There is among most mammals, including almost all primates (present company excepted), an obvious relatedness asymmetry: the offspring is related to the female doing the upbringing, while the father is totally absent and doing none of the upbringing. Therefore, the mother has an interest in enjoying some cooperative behavior on the offspring's part, whereas the father, who is unrelated to the mother, has no such interest in cooperation. It is in the father's interest that the offspring be as much of a parasite on the mother as possible without killing her (and leaving the offspring to die soon after), so that the offspring grows up strong. It is this relationship of conflicting interests that the author refers to as "parental antagonism."
Again, however, these interests should cancel each other out as the offspring is equally related to both parents. But there might be a way around this impasse if one parent's version of a gene could silence the other parent's version. In that case, if the mother's gene is silent, the offspring will display parasitic behavior, whereas in the father's gene is silent, the offspring will display cooperative behavior.
The theory is clear and elegant. Genes from the mother (aka matrigenes) promote cooperation; genes from the father (patrigenes), parasitism. In communications, for example, patrigenes would promote signals that make demands and language that backbites, whereas matrigenes would promote signals that end demands by expressing satisfaction and gossip about another's virtues.
Elegant as the idea is, however, I do have some doubts. Functionally speaking, are there really such things as matrigenes and patrigenes? The usual theory is that half a child's genes came from one parent, half from the other. How is the DNA molecule to know which gene came from which parent? In sex chromosomes, yes; in mitochondria too (all from mom). But these don't have anything to do with language.
Brown writes as though a small number of genes have been definitely identified as silenced ("imprinted") because of parental source, but I want to know how this works. Imprinted genes may be as real as black holes, but for the moment they are still only speculative possibilities based on mathematics, not on anything about the mechanisms of inheritance. Any theory of origins based on parental antagonism seems, at best, premature.

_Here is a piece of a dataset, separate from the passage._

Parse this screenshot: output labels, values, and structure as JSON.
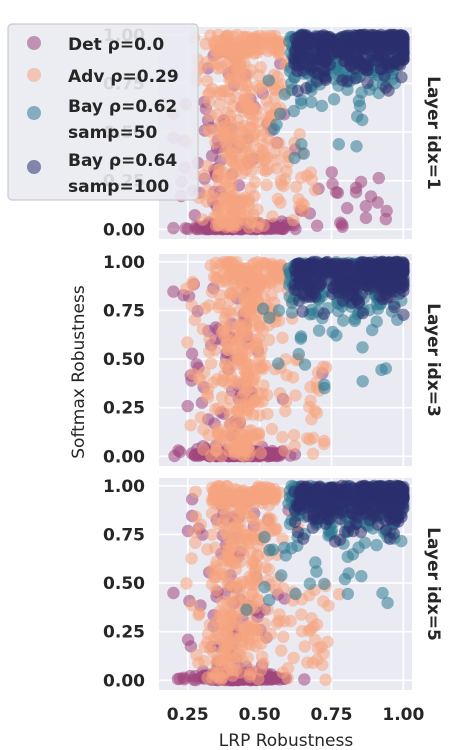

Nonetheless, Brown has a theory of "language" origins that depends on parental antagonism and which, remarkably enough, ties into an existing idea, although coming at it from a new angle. A couple of years ago I had a series of posts on Dean Falk's theory (see: Where Shall I Put the Baby; Crying with an Accent; The Oldest Form of Speech.) that pre-linguistic vocalizations began in response to a loss of body hair. Over three million years ago (for reason's unknown) the human lineage appears to have lost most of its body hair, presenting mothers with a new problem. Primate offspring stay with mother by hanging onto her body hair. Once that hair disappeared, the mother had to carry the baby in her hands, and when she had to do something else with her hands—like pick food—she had to set the baby on the ground. This change occurred before the lineage brain began to increase in size and birth became burdensome. Falk's theory is that babies began to vocalize so that the mother could maintain contact while she was on the ground.
The parental antagonism theory enriches this idea a bit. The baby's vocalizations don't just maintain contact; they reassure the mother that the baby is okay, so she does not have to keep coming back and look. I'm not sure that we need parental antagonism to account for such evolution, but the theory does focus directly on point and certainly merits being taken seriously. As Brown says about Falk, "[her] hypothesis is most obviously linked to parental antagonism, in that it involves parental investment and mother-infant bonding."
Brown is not much of a literary stylist, but his paper is well worth wading through.